Thursday, April 27, 2006

After 5 years of Bush, FEMA has been destroyed

The Senate has been reviewing the Federal Emergency Management Agency (FEMA) to see what went wrong with Katrina and Rita. According to the CNN report the Senate has concluded that FEMA is beyond repair and needs to be replaced.

As Kevin Drum points out, the same FEMA which operated so well for eight years under Clinton that it was considered one of the best run agencies in the U.S. government has been so destroyed under the five years of the Bush administration that it must be replaced.

Any Organization theorist will tell you that the purpose of an organization is to route information to decision makers who use it to make decisions, allocate resources and direct the actions of others. Human beings have a limited capability to process information and determine actions, so an organization breaks decisions down to small pieces that individuals can handle, defines job functions to handle that information and then route relevant data to those decision makers.
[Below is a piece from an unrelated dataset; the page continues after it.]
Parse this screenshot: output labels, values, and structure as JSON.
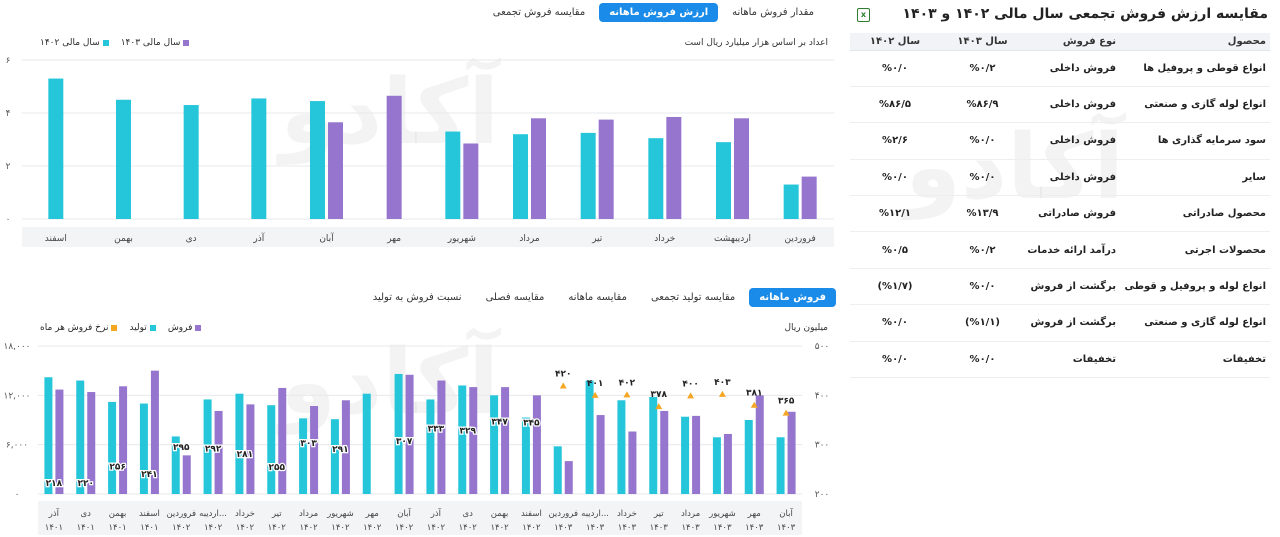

The decision makers use the data they receive and obtain to determine what actions will be taken. They then allocate people and resources to the appropriate time and location in the stream of those actions. In short, an organization is a decision-making structure.

That decision-making structure learns how to accomplish its functions through repetition. When it makes mistakes it restructures, breaking the decision down differently and routing the data to different people. By doing so, an organization learns to adapt to the environment. Structures and job roles that work are kept and structures and job roles that don't work are rejected.
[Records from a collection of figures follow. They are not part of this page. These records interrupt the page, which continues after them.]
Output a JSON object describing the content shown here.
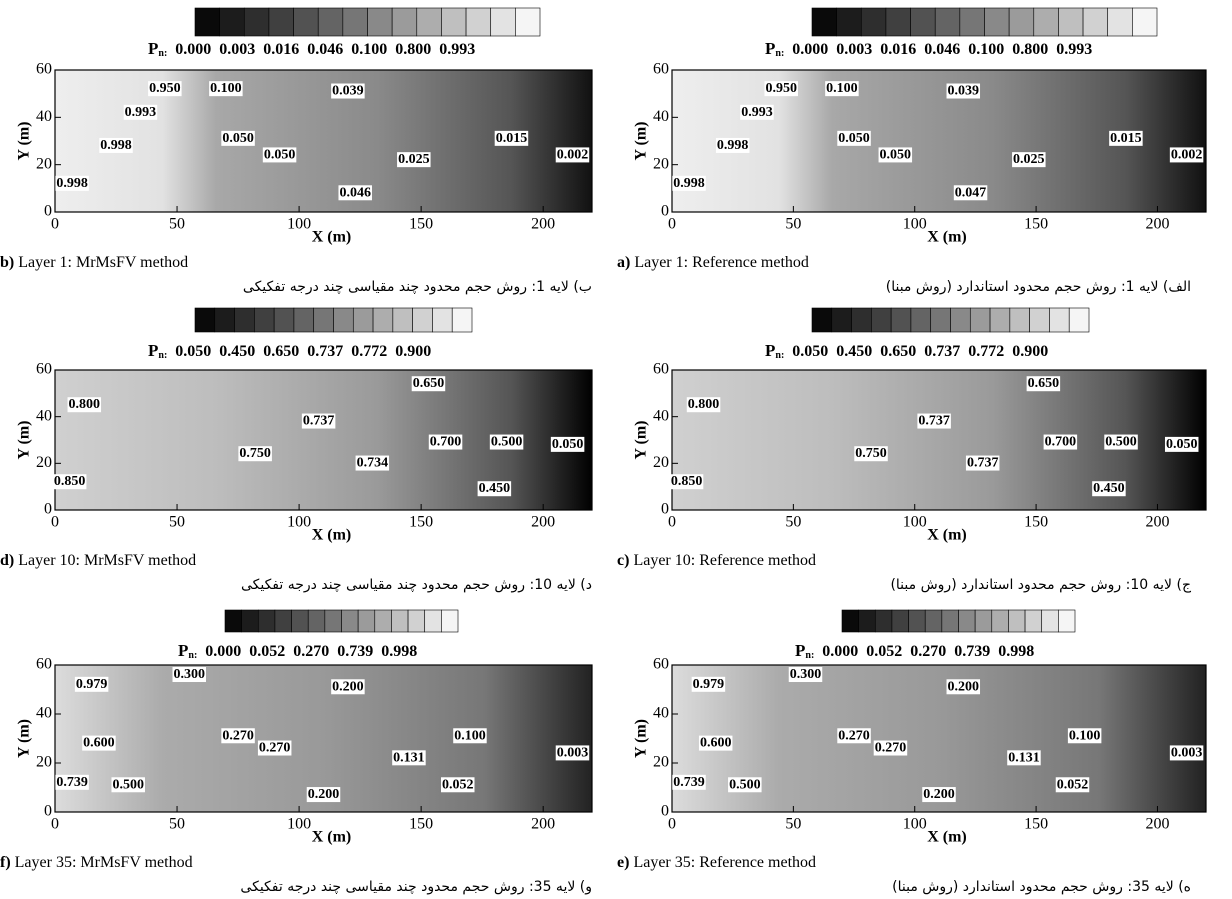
{
  "chart_data": [
    {
      "type": "contour",
      "tag": "b)",
      "caption": "Layer 1: MrMsFV method",
      "caption_fa": "ب) لایه 1: روش حجم محدود چند مقیاسی چند درجه تفکیکی",
      "legend_symbol": "P",
      "legend_subscript": "n:",
      "levels": [
        {
          "value": 0,
          "label": "0.000"
        },
        {
          "value": 0.003,
          "label": "0.003"
        },
        {
          "value": 0.016,
          "label": "0.016"
        },
        {
          "value": 0.046,
          "label": "0.046"
        },
        {
          "value": 0.1,
          "label": "0.100"
        },
        {
          "value": 0.8,
          "label": "0.800"
        },
        {
          "value": 0.993,
          "label": "0.993"
        }
      ],
      "xlabel": "X (m)",
      "ylabel": "Y (m)",
      "xlim": [
        0,
        220
      ],
      "ylim": [
        0,
        60
      ],
      "xticks": [
        0,
        50,
        100,
        150,
        200
      ],
      "yticks": [
        0,
        20,
        40,
        60
      ],
      "contour_labels": [
        {
          "text": "0.950",
          "x": 45,
          "y": 52
        },
        {
          "text": "0.100",
          "x": 70,
          "y": 52
        },
        {
          "text": "0.993",
          "x": 35,
          "y": 42
        },
        {
          "text": "0.039",
          "x": 120,
          "y": 51
        },
        {
          "text": "0.998",
          "x": 25,
          "y": 28
        },
        {
          "text": "0.050",
          "x": 75,
          "y": 31
        },
        {
          "text": "0.050",
          "x": 92,
          "y": 24
        },
        {
          "text": "0.015",
          "x": 187,
          "y": 31
        },
        {
          "text": "0.025",
          "x": 147,
          "y": 22
        },
        {
          "text": "0.002",
          "x": 212,
          "y": 24
        },
        {
          "text": "0.998",
          "x": 7,
          "y": 12
        },
        {
          "text": "0.046",
          "x": 123,
          "y": 8
        }
      ]
    },
    {
      "type": "contour",
      "tag": "a)",
      "caption": "Layer 1: Reference method",
      "caption_fa": "الف) لایه 1: روش حجم محدود استاندارد (روش مبنا)",
      "legend_symbol": "P",
      "legend_subscript": "n:",
      "levels": [
        {
          "value": 0,
          "label": "0.000"
        },
        {
          "value": 0.003,
          "label": "0.003"
        },
        {
          "value": 0.016,
          "label": "0.016"
        },
        {
          "value": 0.046,
          "label": "0.046"
        },
        {
          "value": 0.1,
          "label": "0.100"
        },
        {
          "value": 0.8,
          "label": "0.800"
        },
        {
          "value": 0.993,
          "label": "0.993"
        }
      ],
      "xlabel": "X (m)",
      "ylabel": "Y (m)",
      "xlim": [
        0,
        220
      ],
      "ylim": [
        0,
        60
      ],
      "xticks": [
        0,
        50,
        100,
        150,
        200
      ],
      "yticks": [
        0,
        20,
        40,
        60
      ],
      "contour_labels": [
        {
          "text": "0.950",
          "x": 45,
          "y": 52
        },
        {
          "text": "0.100",
          "x": 70,
          "y": 52
        },
        {
          "text": "0.993",
          "x": 35,
          "y": 42
        },
        {
          "text": "0.039",
          "x": 120,
          "y": 51
        },
        {
          "text": "0.998",
          "x": 25,
          "y": 28
        },
        {
          "text": "0.050",
          "x": 75,
          "y": 31
        },
        {
          "text": "0.050",
          "x": 92,
          "y": 24
        },
        {
          "text": "0.015",
          "x": 187,
          "y": 31
        },
        {
          "text": "0.025",
          "x": 147,
          "y": 22
        },
        {
          "text": "0.002",
          "x": 212,
          "y": 24
        },
        {
          "text": "0.998",
          "x": 7,
          "y": 12
        },
        {
          "text": "0.047",
          "x": 123,
          "y": 8
        }
      ]
    },
    {
      "type": "contour",
      "tag": "d)",
      "caption": "Layer 10: MrMsFV method",
      "caption_fa": "د) لایه 10: روش حجم محدود چند مقیاسی چند درجه تفکیکی",
      "legend_symbol": "P",
      "legend_subscript": "n:",
      "levels": [
        {
          "value": 0.05,
          "label": "0.050"
        },
        {
          "value": 0.45,
          "label": "0.450"
        },
        {
          "value": 0.65,
          "label": "0.650"
        },
        0.737,
        0.772,
        {
          "value": 0.9,
          "label": "0.900"
        }
      ],
      "xlabel": "X (m)",
      "ylabel": "Y (m)",
      "xlim": [
        0,
        220
      ],
      "ylim": [
        0,
        60
      ],
      "xticks": [
        0,
        50,
        100,
        150,
        200
      ],
      "yticks": [
        0,
        20,
        40,
        60
      ],
      "contour_labels": [
        {
          "text": "0.800",
          "x": 12,
          "y": 45
        },
        {
          "text": "0.650",
          "x": 153,
          "y": 54
        },
        {
          "text": "0.737",
          "x": 108,
          "y": 38
        },
        {
          "text": "0.700",
          "x": 160,
          "y": 29
        },
        {
          "text": "0.500",
          "x": 185,
          "y": 29
        },
        {
          "text": "0.750",
          "x": 82,
          "y": 24
        },
        {
          "text": "0.734",
          "x": 130,
          "y": 20
        },
        {
          "text": "0.050",
          "x": 210,
          "y": 28
        },
        {
          "text": "0.850",
          "x": 6,
          "y": 12
        },
        {
          "text": "0.450",
          "x": 180,
          "y": 9
        }
      ]
    },
    {
      "type": "contour",
      "tag": "c)",
      "caption": "Layer 10: Reference method",
      "caption_fa": "ج) لایه 10: روش حجم محدود استاندارد (روش مبنا)",
      "legend_symbol": "P",
      "legend_subscript": "n:",
      "levels": [
        {
          "value": 0.05,
          "label": "0.050"
        },
        {
          "value": 0.45,
          "label": "0.450"
        },
        {
          "value": 0.65,
          "label": "0.650"
        },
        0.737,
        0.772,
        {
          "value": 0.9,
          "label": "0.900"
        }
      ],
      "xlabel": "X (m)",
      "ylabel": "Y (m)",
      "xlim": [
        0,
        220
      ],
      "ylim": [
        0,
        60
      ],
      "xticks": [
        0,
        50,
        100,
        150,
        200
      ],
      "yticks": [
        0,
        20,
        40,
        60
      ],
      "contour_labels": [
        {
          "text": "0.800",
          "x": 13,
          "y": 45
        },
        {
          "text": "0.650",
          "x": 153,
          "y": 54
        },
        {
          "text": "0.737",
          "x": 108,
          "y": 38
        },
        {
          "text": "0.700",
          "x": 160,
          "y": 29
        },
        {
          "text": "0.500",
          "x": 185,
          "y": 29
        },
        {
          "text": "0.750",
          "x": 82,
          "y": 24
        },
        {
          "text": "0.737",
          "x": 128,
          "y": 20
        },
        {
          "text": "0.050",
          "x": 210,
          "y": 28
        },
        {
          "text": "0.850",
          "x": 6,
          "y": 12
        },
        {
          "text": "0.450",
          "x": 180,
          "y": 9
        }
      ]
    },
    {
      "type": "contour",
      "tag": "f)",
      "caption": "Layer 35: MrMsFV method",
      "caption_fa": "و) لایه 35: روش حجم محدود چند مقیاسی چند درجه تفکیکی",
      "legend_symbol": "P",
      "legend_subscript": "n:",
      "levels": [
        {
          "value": 0,
          "label": "0.000"
        },
        0.052,
        {
          "value": 0.27,
          "label": "0.270"
        },
        0.739,
        0.998
      ],
      "xlabel": "X (m)",
      "ylabel": "Y (m)",
      "xlim": [
        0,
        220
      ],
      "ylim": [
        0,
        60
      ],
      "xticks": [
        0,
        50,
        100,
        150,
        200
      ],
      "yticks": [
        0,
        20,
        40,
        60
      ],
      "contour_labels": [
        {
          "text": "0.979",
          "x": 15,
          "y": 52
        },
        {
          "text": "0.300",
          "x": 55,
          "y": 56
        },
        {
          "text": "0.200",
          "x": 120,
          "y": 51
        },
        {
          "text": "0.270",
          "x": 75,
          "y": 31
        },
        {
          "text": "0.270",
          "x": 90,
          "y": 26
        },
        {
          "text": "0.100",
          "x": 170,
          "y": 31
        },
        {
          "text": "0.600",
          "x": 18,
          "y": 28
        },
        {
          "text": "0.131",
          "x": 145,
          "y": 22
        },
        {
          "text": "0.003",
          "x": 212,
          "y": 24
        },
        {
          "text": "0.739",
          "x": 7,
          "y": 12
        },
        {
          "text": "0.500",
          "x": 30,
          "y": 11
        },
        {
          "text": "0.200",
          "x": 110,
          "y": 7
        },
        {
          "text": "0.052",
          "x": 165,
          "y": 11
        }
      ]
    },
    {
      "type": "contour",
      "tag": "e)",
      "caption": "Layer 35: Reference method",
      "caption_fa": "ه) لایه 35: روش حجم محدود استاندارد (روش مبنا)",
      "legend_symbol": "P",
      "legend_subscript": "n:",
      "levels": [
        {
          "value": 0,
          "label": "0.000"
        },
        0.052,
        {
          "value": 0.27,
          "label": "0.270"
        },
        0.739,
        0.998
      ],
      "xlabel": "X (m)",
      "ylabel": "Y (m)",
      "xlim": [
        0,
        220
      ],
      "ylim": [
        0,
        60
      ],
      "xticks": [
        0,
        50,
        100,
        150,
        200
      ],
      "yticks": [
        0,
        20,
        40,
        60
      ],
      "contour_labels": [
        {
          "text": "0.979",
          "x": 15,
          "y": 52
        },
        {
          "text": "0.300",
          "x": 55,
          "y": 56
        },
        {
          "text": "0.200",
          "x": 120,
          "y": 51
        },
        {
          "text": "0.270",
          "x": 75,
          "y": 31
        },
        {
          "text": "0.270",
          "x": 90,
          "y": 26
        },
        {
          "text": "0.100",
          "x": 170,
          "y": 31
        },
        {
          "text": "0.600",
          "x": 18,
          "y": 28
        },
        {
          "text": "0.131",
          "x": 145,
          "y": 22
        },
        {
          "text": "0.003",
          "x": 212,
          "y": 24
        },
        {
          "text": "0.739",
          "x": 7,
          "y": 12
        },
        {
          "text": "0.500",
          "x": 30,
          "y": 11
        },
        {
          "text": "0.200",
          "x": 110,
          "y": 7
        },
        {
          "text": "0.052",
          "x": 165,
          "y": 11
        }
      ]
    }
  ]
}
FEMA under Clinton was a smooth-running structure that worked well. Under Bush it was placed into the Department of Homeland Security and restructured so that by 2005 it was completely unable to function adequately. Bush failed, Chertoff failed, and the Republican Congress failed.

Now Senators Susan Collins and Joe Lieberman have concluded that as a result of poor leadership and inadequate funding FEMA cannot be repaired. It will have to be replaced.
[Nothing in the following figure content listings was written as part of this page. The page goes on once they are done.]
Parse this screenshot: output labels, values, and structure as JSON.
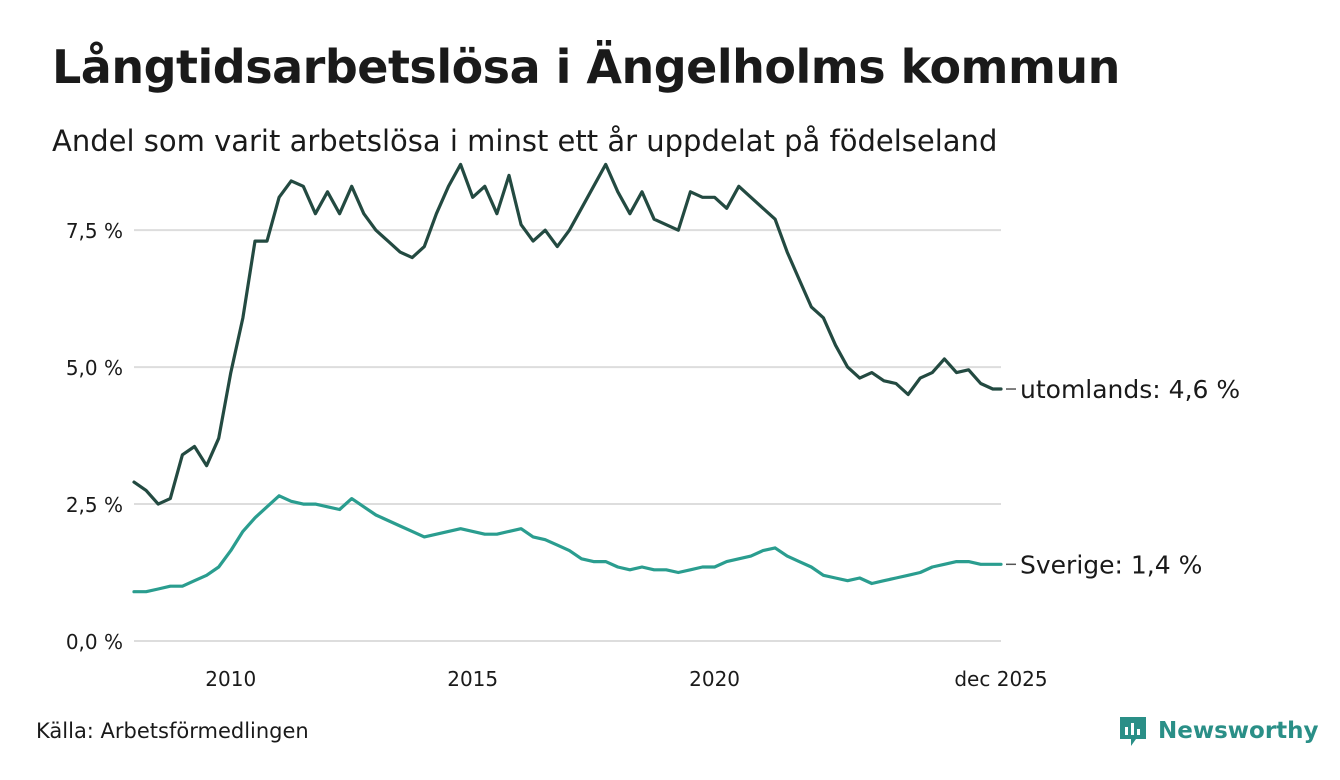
{
  "title": "Långtidsarbetslösa i Ängelholms kommun",
  "subtitle": "Andel som varit arbetslösa i minst ett år uppdelat på födelseland",
  "source": "Källa: Arbetsförmedlingen",
  "brand": {
    "name": "Newsworthy",
    "icon": "newsworthy-logo-icon",
    "color": "#2a8f87"
  },
  "chart_data": {
    "type": "line",
    "title": "Långtidsarbetslösa i Ängelholms kommun",
    "xlabel": "",
    "ylabel": "",
    "xlim": [
      2008.0,
      2025.92
    ],
    "ylim": [
      0,
      9.0
    ],
    "yticks": [
      0,
      2.5,
      5.0,
      7.5
    ],
    "ytick_labels": [
      "0,0 %",
      "2,5 %",
      "5,0 %",
      "7,5 %"
    ],
    "xticks": [
      2010,
      2015,
      2020,
      2025.92
    ],
    "xtick_labels": [
      "2010",
      "2015",
      "2020",
      "dec 2025"
    ],
    "grid": true,
    "series": [
      {
        "name": "utomlands",
        "label": "utomlands: 4,6 %",
        "color": "#234a41",
        "x": [
          2008.0,
          2008.25,
          2008.5,
          2008.75,
          2009.0,
          2009.25,
          2009.5,
          2009.75,
          2010.0,
          2010.25,
          2010.5,
          2010.75,
          2011.0,
          2011.25,
          2011.5,
          2011.75,
          2012.0,
          2012.25,
          2012.5,
          2012.75,
          2013.0,
          2013.25,
          2013.5,
          2013.75,
          2014.0,
          2014.25,
          2014.5,
          2014.75,
          2015.0,
          2015.25,
          2015.5,
          2015.75,
          2016.0,
          2016.25,
          2016.5,
          2016.75,
          2017.0,
          2017.25,
          2017.5,
          2017.75,
          2018.0,
          2018.25,
          2018.5,
          2018.75,
          2019.0,
          2019.25,
          2019.5,
          2019.75,
          2020.0,
          2020.25,
          2020.5,
          2020.75,
          2021.0,
          2021.25,
          2021.5,
          2021.75,
          2022.0,
          2022.25,
          2022.5,
          2022.75,
          2023.0,
          2023.25,
          2023.5,
          2023.75,
          2024.0,
          2024.25,
          2024.5,
          2024.75,
          2025.0,
          2025.25,
          2025.5,
          2025.75,
          2025.92
        ],
        "values": [
          2.9,
          2.75,
          2.5,
          2.6,
          3.4,
          3.55,
          3.2,
          3.7,
          4.9,
          5.9,
          7.3,
          7.3,
          8.1,
          8.4,
          8.3,
          7.8,
          8.2,
          7.8,
          8.3,
          7.8,
          7.5,
          7.3,
          7.1,
          7.0,
          7.2,
          7.8,
          8.3,
          8.7,
          8.1,
          8.3,
          7.8,
          8.5,
          7.6,
          7.3,
          7.5,
          7.2,
          7.5,
          7.9,
          8.3,
          8.7,
          8.2,
          7.8,
          8.2,
          7.7,
          7.6,
          7.5,
          8.2,
          8.1,
          8.1,
          7.9,
          8.3,
          8.1,
          7.9,
          7.7,
          7.1,
          6.6,
          6.1,
          5.9,
          5.4,
          5.0,
          4.8,
          4.9,
          4.75,
          4.7,
          4.5,
          4.8,
          4.9,
          5.15,
          4.9,
          4.95,
          4.7,
          4.6,
          4.6
        ]
      },
      {
        "name": "Sverige",
        "label": "Sverige: 1,4 %",
        "color": "#2a9d8f",
        "x": [
          2008.0,
          2008.25,
          2008.5,
          2008.75,
          2009.0,
          2009.25,
          2009.5,
          2009.75,
          2010.0,
          2010.25,
          2010.5,
          2010.75,
          2011.0,
          2011.25,
          2011.5,
          2011.75,
          2012.0,
          2012.25,
          2012.5,
          2012.75,
          2013.0,
          2013.25,
          2013.5,
          2013.75,
          2014.0,
          2014.25,
          2014.5,
          2014.75,
          2015.0,
          2015.25,
          2015.5,
          2015.75,
          2016.0,
          2016.25,
          2016.5,
          2016.75,
          2017.0,
          2017.25,
          2017.5,
          2017.75,
          2018.0,
          2018.25,
          2018.5,
          2018.75,
          2019.0,
          2019.25,
          2019.5,
          2019.75,
          2020.0,
          2020.25,
          2020.5,
          2020.75,
          2021.0,
          2021.25,
          2021.5,
          2021.75,
          2022.0,
          2022.25,
          2022.5,
          2022.75,
          2023.0,
          2023.25,
          2023.5,
          2023.75,
          2024.0,
          2024.25,
          2024.5,
          2024.75,
          2025.0,
          2025.25,
          2025.5,
          2025.75,
          2025.92
        ],
        "values": [
          0.9,
          0.9,
          0.95,
          1.0,
          1.0,
          1.1,
          1.2,
          1.35,
          1.65,
          2.0,
          2.25,
          2.45,
          2.65,
          2.55,
          2.5,
          2.5,
          2.45,
          2.4,
          2.6,
          2.45,
          2.3,
          2.2,
          2.1,
          2.0,
          1.9,
          1.95,
          2.0,
          2.05,
          2.0,
          1.95,
          1.95,
          2.0,
          2.05,
          1.9,
          1.85,
          1.75,
          1.65,
          1.5,
          1.45,
          1.45,
          1.35,
          1.3,
          1.35,
          1.3,
          1.3,
          1.25,
          1.3,
          1.35,
          1.35,
          1.45,
          1.5,
          1.55,
          1.65,
          1.7,
          1.55,
          1.45,
          1.35,
          1.2,
          1.15,
          1.1,
          1.15,
          1.05,
          1.1,
          1.15,
          1.2,
          1.25,
          1.35,
          1.4,
          1.45,
          1.45,
          1.4,
          1.4,
          1.4
        ]
      }
    ]
  }
}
Michael Brown, the fired Director of FEMA points out that the new agency will have the same mission and structure as FEMA did before Chertoff and the Department of Homeland Security took its planning responsibilities away a year ago.

It is really difficult to totally destroy a good-running organization unless you replace most of the effective, trained and experienced people with ineffective ones. Such a process eliminates the previously developed organizational experience.

To say that FEMA can't be fixed, but has to be replaced is a massive admission of failure by the Bush administration and the Republican Congress.